Symptoms, Causes and Treatment of Panic Attack While Sleeping

It is never easy to deal with panic attacks.The nighttime (nocturnal) panic attacks can throw you awake in the middle of the night and leave you feelings of immense fear and distress. A panic attack while sleeping can cause significant distress because it affects your sleep quality in a negative way. 

Symptoms of Panic Attack During Night

1. Pulmonary and Respiratory Symptoms

Most nighttime panic attacks produce symptoms such as hyperventilation, difficulty breathing, and a rapid heartbeat. You may also experience leg and arm numbness or twitching. It is also possible to feel chest pain and tightness, which can be so severe at times that you may feel as if you are having a heart attack.

Some people who have nocturnal panic attacks wake up with a feeling of suffocating or choking. They usually wake up making a gagging sound. Keep in mind that if you wake up suddenly in the middle of the night because of choking, it could also be due to a condition called sleep apnea that causes a blockage in the airways.

2. Sweating

A very common symptom of nocturnal panic attacks is heavy sweating. You may wake up suddenly and find yourself sweating a lot.
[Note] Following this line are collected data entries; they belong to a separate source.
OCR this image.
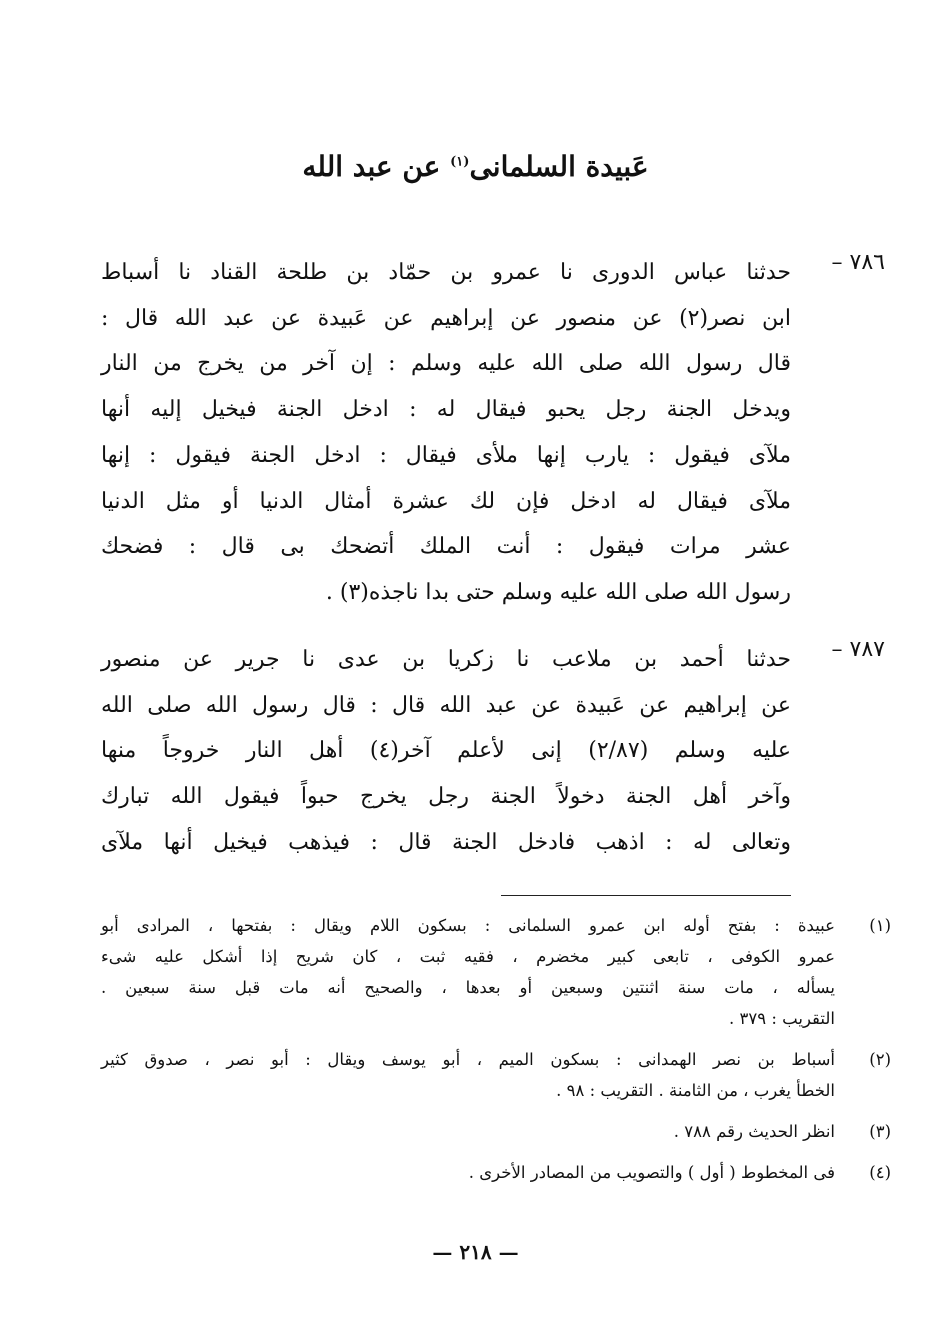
عَبيدة السلمانى$^{(١)}$ عن عبد الله
٧٨٦ –
حدثنا عباس الدورى نا عمرو بن حمّاد بن طلحة القناد نا أسباط
ابن نصر(٢) عن منصور عن إبراهيم عن عَبيدة عن عبد الله قال :
قال رسول الله صلى الله عليه وسلم : إن آخر من يخرج من النار
ويدخل الجنة رجل يحبو فيقال له : ادخل الجنة فيخيل إليه أنها
ملآى فيقول : يارب إنها ملأى فيقال : ادخل الجنة فيقول : إنها
ملآى فيقال له ادخل فإن لك عشرة أمثال الدنيا أو مثل الدنيا
عشر مرات فيقول : أنت الملك أتضحك بى قال : فضحك
رسول الله صلى الله عليه وسلم حتى بدا ناجذه(٣) .
٧٨٧ –
حدثنا أحمد بن ملاعب نا زكريا بن عدى نا جرير عن منصور
عن إبراهيم عن عَبيدة عن عبد الله قال : قال رسول الله صلى الله
عليه وسلم (٢/٨٧) إنى لأعلم آخر(٤) أهل النار خروجاً منها
وآخر أهل الجنة دخولاً الجنة رجل يخرج حبواً فيقول الله تبارك
وتعالى له : اذهب فادخل الجنة قال : فيذهب فيخيل أنها ملآى
(١)
عبيدة : بفتح أوله ابن عمرو السلمانى : بسكون اللام ويقال : بفتحها ، المرادى أبو
عمرو الكوفى ، تابعى كبير مخضرم ، فقيه ثبت ، كان شريح إذا أشكل عليه شىء
يسأله ، مات سنة اثنتين وسبعين أو بعدها ، والصحيح أنه مات قبل سنة سبعين .
التقريب : ٣٧٩ .
(٢)
أسباط بن نصر الهمدانى : بسكون الميم ، أبو يوسف ويقال : أبو نصر ، صدوق كثير
الخطأ يغرب ، من الثامنة . التقريب : ٩٨ .
(٣)
انظر الحديث رقم ٧٨٨ .
(٤)
فى المخطوط ( أول ) والتصويب من المصادر الأخرى .
— ٢١٨ —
You may also notice changes in body temperature, such as feeling chilled or hot flashes. Some people also experience flushing in the face when they have a nighttime panic attack.

3. Intense Fear

Every time you have a panic attack when you are sleeping, you will always experience an intense feeling of fear. The feeling may last up to 20 minutes or so, and you may feel disassociated from reality during this time. When you have other physical symptoms as well, such as sweating, irregular heartbeat, etc., you may notice your fear become worse.

Causes of Panic Attack While Sleeping

What causes panic attacks is not clear yet, but experts believe that many possible conditions may contribute to triggering a panic attack.

1. Obstructive Sleep Apnea

In this condition, the blockage in your upper airway causes you to stop breathing while sleeping. Sometimes, you stop breathing for up to 30 seconds. You usually develop this condition when there is excess fat and tissue around your neck area, which puts pressure on the airway and causes a blockage. This leads to an increase in carbon dioxide, with oxygen levels coming down at the same time. Someone with a panic disorder wakes up suddenly due to blocked breathing and experiences other physical symptoms, such as tightness in the chest, shortness of breath, etc., which leads to a full-blown panic attack.

2. Gastroesophageal Reflux Disease

Acid reflux disease can cause difficulty breathing, chest pain, hyperventilation, night sweat, and many other symptoms that mimic serious health problems. The condition can make you wake up in the middle of the night, and when you already have a panic disorder, you are more likely to experience a panic attack due to this condition.

3. Hyperventilation Disorder

If you have a panic disorder, you are likely to develop a chronic breathing problem called hyperventilation disorder. You can still breathe normally during relaxation, but sometimes, the issue can be more severe and can wake you up from your sleep and trigger a panic attack.

4. Nightmares, Night Terrors, and Night Anxiety

You may end up experiencing a panic attack at night when anything makes you anxious. You may feel anxious when you are having a nightmare, which in turn can make you breathe quickly. Breathing quickly in your sleep can cause a hyperventilation, which can lead to a panic attack.

How to Deal with Panic Attack While Sleeping

It is never easy to deal with a panic attack when you are sleeping, but you can take certain steps that lower your chances of experiencing an attack in the first place. Here are some steps to take:

1. Treat GERD

When your panic attacks are directly related to GERD and losing weight does not produce desired results, you may want to take medications to treat GERD. You can take antacids as well as OTC acid reflux medications to control GERD symptoms.

2. Treat Hyperventilation

Most patients respond well to supportive counseling, while others require psychiatric treatment. You may require both in some cases, and it is important to talk to your doctor and determine the best treatment approach for hyperventilation. Working with your doctor is important because he or she can help you learn about maximal exhalation and diaphragmatic breathing. You doctor also helps identify any underlying anxiety disorders and recommends treatments that may include stress reduction techniques, cognitive therapy, and a combination of these techniques.

3. Manage a Reminder Sheet

Create a reminder sheet and keep it near where you sleep. You can write a few pointers to help relax your nerves when you wake up and experience nighttime panic attacks. You can check the list and try whatever tips you have written there. This may also help distract your mind and make you feel better.

4. Control Your Panic Symptoms

When you have a panic attack while sleeping, you should focus more on your breathing and make a conscious effort to breathe through your nose and exhale through your mouth. Be sure to draw in a deep breath that fills your lungs with oxygen. Your ribcage and belly should expand while inhaling. Be sure to exhale slowly until your ribcage and belly contract again. Continue with the exercise until your heart rate drops again. Moreover, you need to be aware of what is happening to you and know the early signs of a panic attack. This allows you to take your anti-anxiety medication that can help prevent an attack.